Como vê a situação na Grécia?
A Grécia está numa aventura e a Europa não fará bem se embarcar com a Grécia. Quando se empresta dinheiro a uma pessoa empresta-se com a expectativa de vir a receber, são as normas do mercado. Que haja alguma solidariedade, acho bem, mas a Europa já esteve com a Grécia porque já perdoou 50% da dívida grega. Mas quem enfrenta dificuldades tem de mostrar gestos de boa vontade. Gostava que Portugal tivesse o salário mínimo que a Grécia tem, mas seria uma irresponsabilidade. Então se não tenho condições e se o Estado não gera receitas para pagar aos seus credores como é que vai aumentar a sua despesa de uma forma inusitada? Claro que os gregos precisam, mas nós portugueses não precisamos? A Grécia está a tratar de todo este processo de uma forma totalmente infantil. Dizem que querem continuar na Europa, mas os credores têm de pagar aquilo de que têm necessidade. Querem fazer a sua política, querem aumentar o salário mínimo nacional, querem ter a reforma aos 60 anos. Em Portugal a reforma é aos 65 anos e para o ano vai para os 66 anos. Isto não cabe na cabeça de ninguém, isto é chantagem pura de quem não merece credibilidade.
Não estou de acordo com a austeridade que vivemos em Portugal, nem a forma como foi conduzida, mas o que estamos a viver na Grécia não é uma questão de autoridade é uma aventura perfeitamente inconsciente.
E tendo como exemplo a Grécia, valeu a pena termos sido tão bons alunos?
Passos Coelho deve rezar a Deus Nosso Senhor Jesus Cristo, se é que ele acredita, se não acredita reze a quem quiser, todos os dias de manhã e à noite para que a Grécia saia da Europa, porque se não sair é evidente que os portugueses vão analisar todos os problemas que enfrentaram e toda a carga fiscal que suportam enquanto os gregos não fizeram nada disso e permanecem na União Europeia. É claro que vão condenar quem tomou estas decisões. A melhor prenda política que Passos Coelho poderá ter é a Grécia não ficar na Europa.
Os portugueses reagiram bem de mais à austeridade?
Os portugueses reagiram bem melhor que os gregos porque temos uma capacidade de adaptação maior e uma capacidade de sofrimento muito mais acentuada. Mas a realidade grega também é diferente da nossa, está com uma taxa de desemprego de 25%.
Mesmo assim poderá ser difícil para os portugueses compreenderem um “perdão” na Grécia e a nós não?

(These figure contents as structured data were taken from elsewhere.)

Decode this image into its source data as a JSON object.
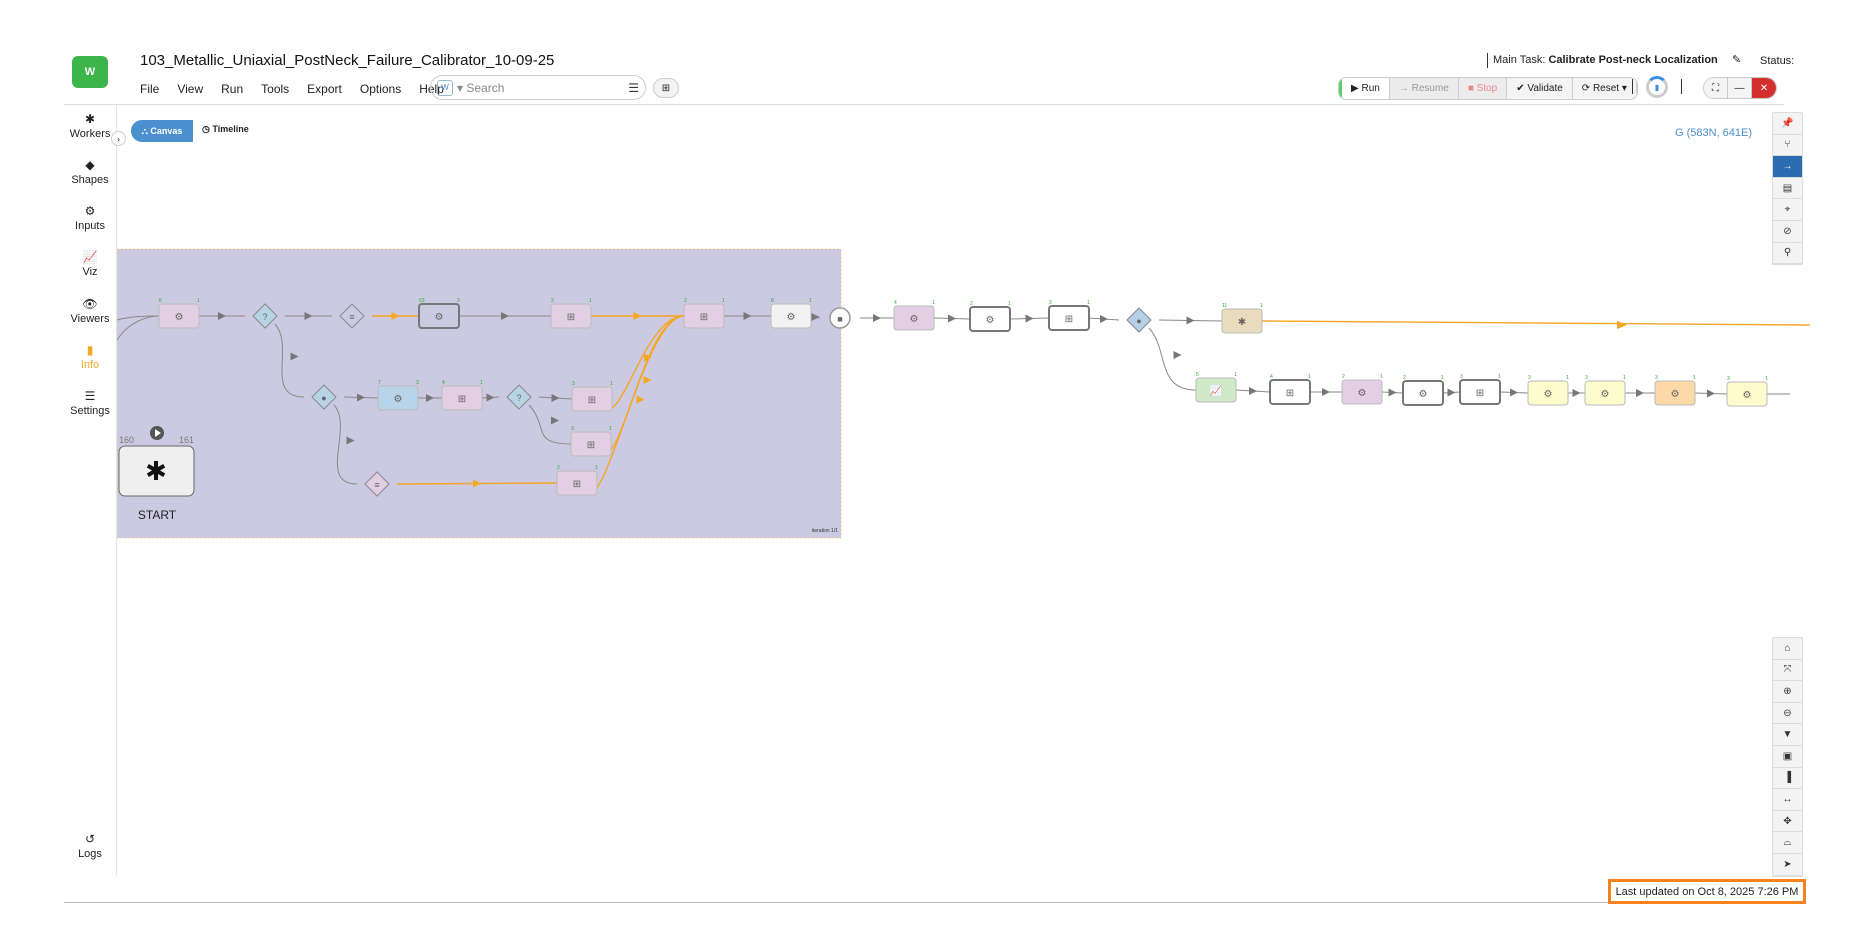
{
  "app": {
    "title": "103_Metallic_Uniaxial_PostNeck_Failure_Calibrator_10-09-25",
    "logo_text": "W"
  },
  "menu": [
    "File",
    "View",
    "Run",
    "Tools",
    "Export",
    "Options",
    "Help"
  ],
  "search": {
    "placeholder": "Search",
    "scope_badge": "W"
  },
  "header": {
    "main_task_label": "Main Task:",
    "main_task": "Calibrate Post-neck Localization",
    "status_label": "Status:"
  },
  "run_controls": {
    "run": "▶ Run",
    "resume": "→ Resume",
    "stop": "■ Stop",
    "validate": "✔ Validate",
    "reset": "⟳ Reset ▾"
  },
  "sidebar": [
    {
      "icon": "gear-icon",
      "glyph": "✱",
      "label": "Workers"
    },
    {
      "icon": "diamond-icon",
      "glyph": "◆",
      "label": "Shapes"
    },
    {
      "icon": "gears-icon",
      "glyph": "⚙",
      "label": "Inputs"
    },
    {
      "icon": "chart-icon",
      "glyph": "📈",
      "label": "Viz"
    },
    {
      "icon": "eye-icon",
      "glyph": "👁",
      "label": "Viewers"
    },
    {
      "icon": "file-icon",
      "glyph": "▮",
      "label": "Info",
      "active": true
    },
    {
      "icon": "sliders-icon",
      "glyph": "☰",
      "label": "Settings"
    },
    {
      "icon": "history-icon",
      "glyph": "↺",
      "label": "Logs"
    }
  ],
  "tabs": {
    "canvas": "Canvas",
    "timeline": "Timeline"
  },
  "coords": "G (583N, 641E)",
  "start": {
    "label": "START",
    "in": "160",
    "out": "161"
  },
  "group_label": "iteration 1/1",
  "right_toolbar_top": [
    {
      "icon": "pin-icon",
      "glyph": "📌"
    },
    {
      "icon": "branch-icon",
      "glyph": "⑂"
    },
    {
      "icon": "arrow-right-icon",
      "glyph": "→",
      "active": true
    },
    {
      "icon": "list-icon",
      "glyph": "▤"
    },
    {
      "icon": "crosshair-icon",
      "glyph": "⌖"
    },
    {
      "icon": "eye-slash-icon",
      "glyph": "⊘"
    },
    {
      "icon": "user-icon",
      "glyph": "⚲"
    }
  ],
  "right_toolbar_bottom": [
    {
      "icon": "home-icon",
      "glyph": "⌂"
    },
    {
      "icon": "compress-icon",
      "glyph": "⤧"
    },
    {
      "icon": "zoom-in-icon",
      "glyph": "⊕"
    },
    {
      "icon": "zoom-out-icon",
      "glyph": "⊖"
    },
    {
      "icon": "filter-icon",
      "glyph": "▼"
    },
    {
      "icon": "images-icon",
      "glyph": "▣"
    },
    {
      "icon": "bar-chart-icon",
      "glyph": "▐"
    },
    {
      "icon": "fit-width-icon",
      "glyph": "↔"
    },
    {
      "icon": "move-icon",
      "glyph": "✥"
    },
    {
      "icon": "basket-icon",
      "glyph": "⌓"
    },
    {
      "icon": "pointer-icon",
      "glyph": "➤"
    }
  ],
  "footer": {
    "updated": "Last updated on Oct 8, 2025 7:26 PM"
  },
  "colors": {
    "accent": "#4a8fce",
    "group_bg": "#cccae2",
    "highlight_edge": "#f5a623",
    "footer_border": "#f5821f"
  },
  "nodes": [
    {
      "kind": "box",
      "icon": "gear",
      "fill": "#e2cfe3",
      "in": "6",
      "out": "1"
    },
    {
      "kind": "diamond",
      "icon": "question",
      "fill": "#b6d4e6"
    },
    {
      "kind": "diamond",
      "icon": "db",
      "fill": "#cccae2"
    },
    {
      "kind": "box",
      "icon": "gear",
      "fill": "#cccae2",
      "in": "53",
      "out": "3",
      "bold": true
    },
    {
      "kind": "box",
      "icon": "table",
      "fill": "#e2cfe3",
      "in": "3",
      "out": "1"
    },
    {
      "kind": "box",
      "icon": "table",
      "fill": "#e2cfe3",
      "in": "2",
      "out": "1"
    },
    {
      "kind": "box",
      "icon": "gear",
      "fill": "#f2f2f2",
      "in": "8",
      "out": "1"
    },
    {
      "kind": "circle",
      "icon": "stop",
      "fill": "#ffffff"
    },
    {
      "kind": "box",
      "icon": "gear",
      "fill": "#e2cfe3",
      "in": "4",
      "out": "1"
    },
    {
      "kind": "box",
      "icon": "gear",
      "fill": "#ffffff",
      "in": "2",
      "out": "1",
      "bold": true
    },
    {
      "kind": "box",
      "icon": "table",
      "fill": "#ffffff",
      "in": "3",
      "out": "1",
      "bold": true
    },
    {
      "kind": "diamond",
      "icon": "dot",
      "fill": "#b6d0e8"
    },
    {
      "kind": "box",
      "icon": "asterisk",
      "fill": "#e8dcbc",
      "in": "11",
      "out": "1"
    },
    {
      "kind": "diamond",
      "icon": "dot",
      "fill": "#b6d4e6"
    },
    {
      "kind": "box",
      "icon": "gear",
      "fill": "#b9d3e8",
      "in": "7",
      "out": "3"
    },
    {
      "kind": "box",
      "icon": "table",
      "fill": "#e2cfe3",
      "in": "4",
      "out": "1"
    },
    {
      "kind": "diamond",
      "icon": "question",
      "fill": "#b6d4e6"
    },
    {
      "kind": "box",
      "icon": "table",
      "fill": "#e2cfe3",
      "in": "3",
      "out": "1"
    },
    {
      "kind": "box",
      "icon": "table",
      "fill": "#e2cfe3",
      "in": "3",
      "out": "1"
    },
    {
      "kind": "diamond",
      "icon": "db",
      "fill": "#e2cfe3"
    },
    {
      "kind": "box",
      "icon": "table",
      "fill": "#e2cfe3",
      "in": "2",
      "out": "1"
    },
    {
      "kind": "box",
      "icon": "chart",
      "fill": "#cfe8c8",
      "in": "5",
      "out": "1"
    },
    {
      "kind": "box",
      "icon": "table",
      "fill": "#ffffff",
      "in": "4",
      "out": "1",
      "bold": true
    },
    {
      "kind": "box",
      "icon": "gear",
      "fill": "#e2cfe3",
      "in": "2",
      "out": "1"
    },
    {
      "kind": "box",
      "icon": "gear",
      "fill": "#ffffff",
      "in": "2",
      "out": "1",
      "bold": true
    },
    {
      "kind": "box",
      "icon": "table",
      "fill": "#ffffff",
      "in": "3",
      "out": "1",
      "bold": true
    },
    {
      "kind": "box",
      "icon": "gear",
      "fill": "#fefccc",
      "in": "3",
      "out": "1"
    },
    {
      "kind": "box",
      "icon": "gear",
      "fill": "#fefccc",
      "in": "3",
      "out": "1"
    },
    {
      "kind": "box",
      "icon": "gear",
      "fill": "#fdd9a8",
      "in": "3",
      "out": "1"
    },
    {
      "kind": "box",
      "icon": "gear",
      "fill": "#fefccc",
      "in": "3",
      "out": "1"
    }
  ]
}
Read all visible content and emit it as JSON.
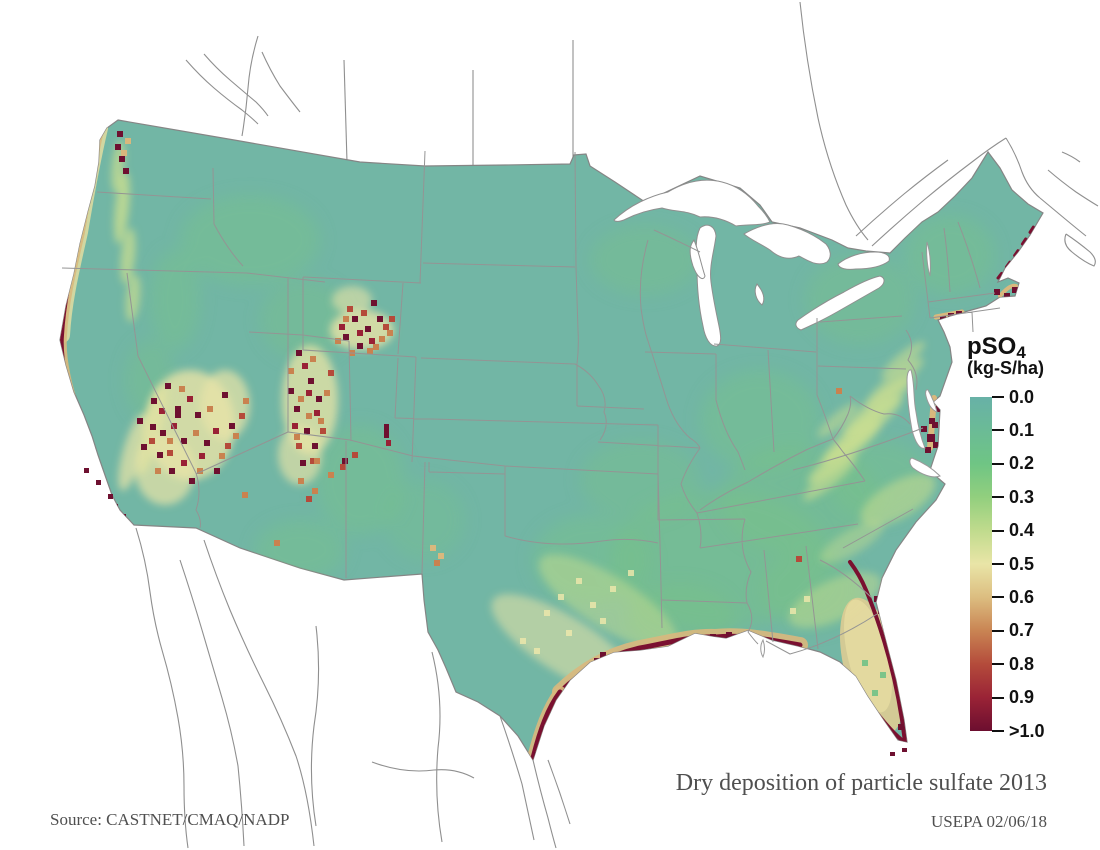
{
  "legend": {
    "title_main": "pSO",
    "title_subscript": "4",
    "units": "(kg-S/ha)",
    "ticks": [
      "0.0",
      "0.1",
      "0.2",
      "0.3",
      "0.4",
      "0.5",
      "0.6",
      "0.7",
      "0.8",
      "0.9",
      ">1.0"
    ],
    "ramp": [
      {
        "value": "0.0",
        "color": "#68b1a7"
      },
      {
        "value": "0.1",
        "color": "#6bbb96"
      },
      {
        "value": "0.2",
        "color": "#6fc584"
      },
      {
        "value": "0.3",
        "color": "#92cf7e"
      },
      {
        "value": "0.4",
        "color": "#c0db8d"
      },
      {
        "value": "0.5",
        "color": "#e9e5a7"
      },
      {
        "value": "0.6",
        "color": "#dcbd80"
      },
      {
        "value": "0.7",
        "color": "#c98453"
      },
      {
        "value": "0.8",
        "color": "#b44b3b"
      },
      {
        "value": "0.9",
        "color": "#9a2336"
      },
      {
        "value": ">1.0",
        "color": "#6c0e2f"
      }
    ]
  },
  "annotations": {
    "title": "Dry deposition of particle sulfate 2013",
    "source": "Source: CASTNET/CMAQ/NADP",
    "credit": "USEPA 02/06/18"
  },
  "map": {
    "region": "Continental United States",
    "base_color": "#72b6a5",
    "country_line_color": "#8f8f8f",
    "state_line_color": "#949494",
    "water_color": "#ffffff"
  }
}
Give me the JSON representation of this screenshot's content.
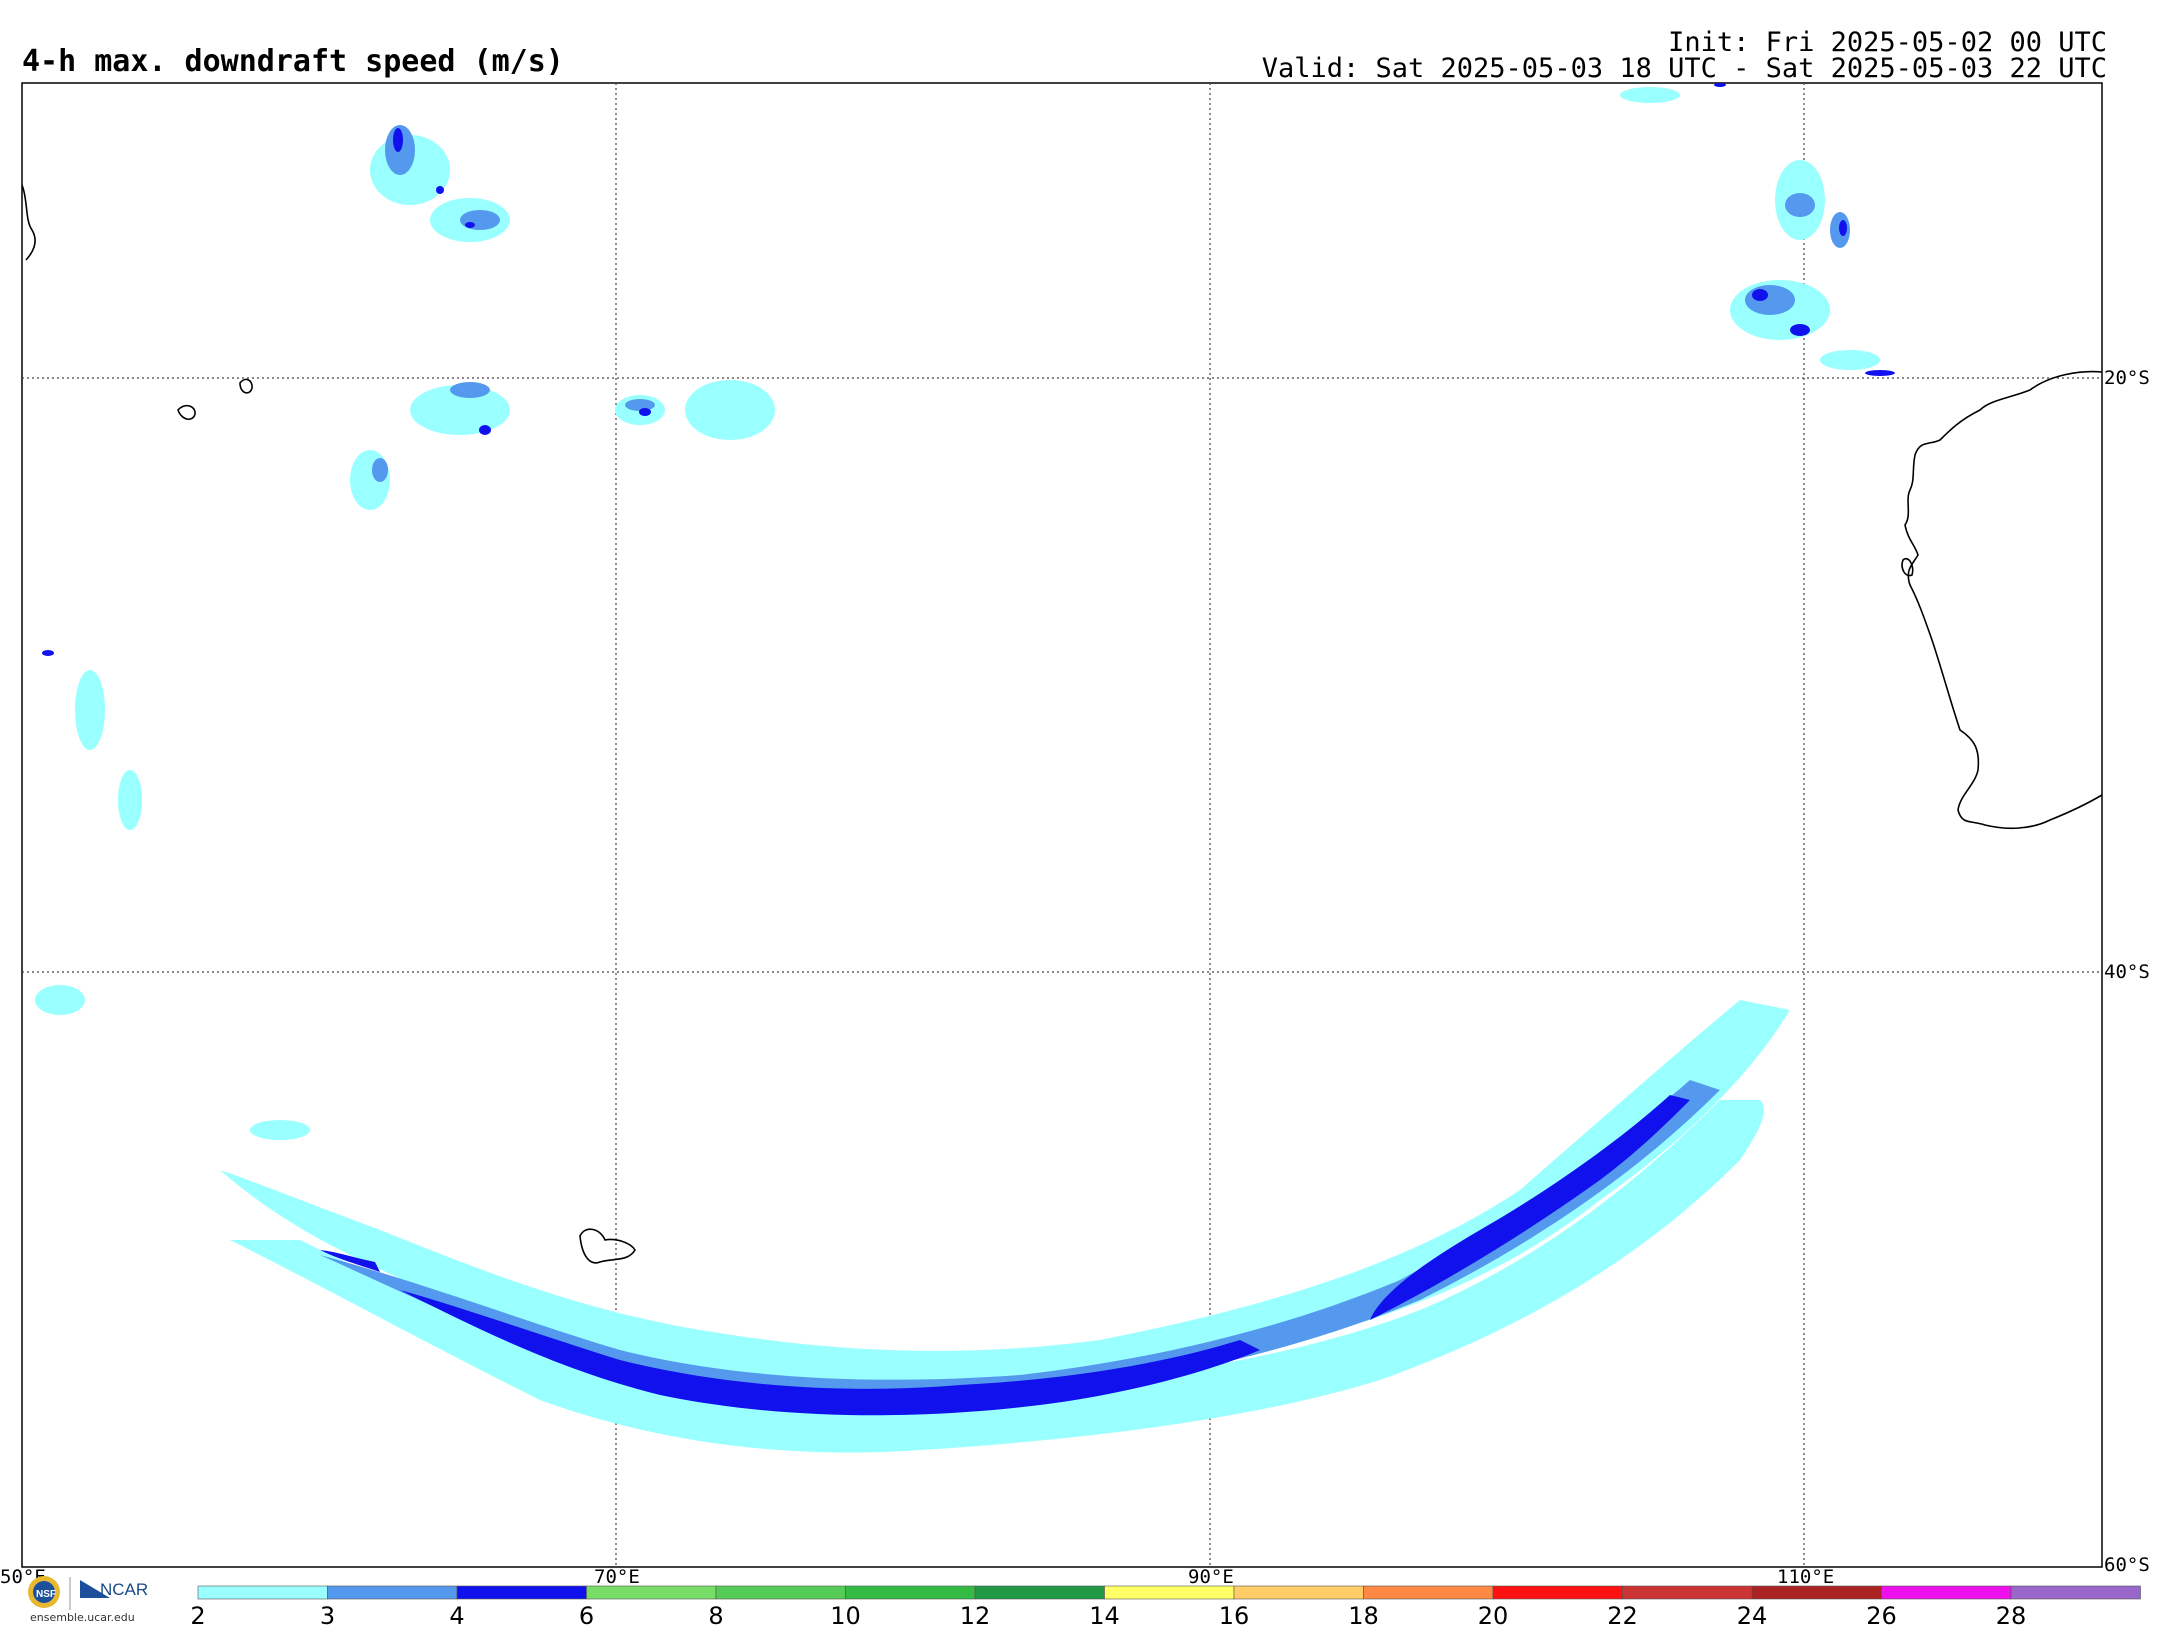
{
  "title": "4-h max. downdraft speed (m/s)",
  "init": "Init: Fri 2025-05-02 00 UTC",
  "valid": "Valid: Sat 2025-05-03 18 UTC - Sat 2025-05-03 22 UTC",
  "lon_labels": [
    "50°E",
    "70°E",
    "90°E",
    "110°E"
  ],
  "lat_labels": [
    "20°S",
    "40°S",
    "60°S"
  ],
  "colorbar": {
    "levels": [
      "2",
      "3",
      "4",
      "6",
      "8",
      "10",
      "12",
      "14",
      "16",
      "18",
      "20",
      "22",
      "24",
      "26",
      "28"
    ],
    "colors": [
      "#99ffff",
      "#5599ee",
      "#1111ee",
      "#77dd66",
      "#55cc55",
      "#33bb44",
      "#229944",
      "#ffff66",
      "#ffcc66",
      "#ff8844",
      "#ff1111",
      "#cc3333",
      "#aa2222",
      "#ee11ee",
      "#9966cc"
    ]
  },
  "logo": {
    "ncar": "NCAR",
    "site": "ensemble.ucar.edu",
    "nsf_icon": "nsf-logo-icon"
  }
}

Exactamente, e principalmente porque a Grécia não diz que vai corrigir, que vai implementar reformas, que vai criar mecanismos de combate à fraude apoiados pela União Europeia. A Grécia não tem condições para permanecer na zona euro, mas não precisa de sair já. É claro que isso vai ter consequências na União Europeia, mas estou convencido que o governo grego está hoje muito mais consciente dos efeitos negativos de sair da Europa porque se sai vai passar muita fome. Não podem dizer só que vão sair do euro e ponto final, vão ter de assumir os compromissos dessa decisão. E penso que o ministro das Finanças grego não é a pessoa adequada para gerir um processo desses. Tem de ser uma pessoa com mais credibilidade e flexibilidade, porque neste momento a própria Europa também não quer que a Grécia saia porque não é possível mensurar com rigor os efeitos que isso poderá ter porque pode gerar muitas complicações relacionadas com Portugal, com a Itália, com a Espanha e até com a própria França. Por isso é que, para bem dos dois lados, é preferível que haja ponderação. E mesmo que o referendo ganhe o que vai acontecer depois? Os gregos não têm dinheiro e os gregos não têm resposta para isso.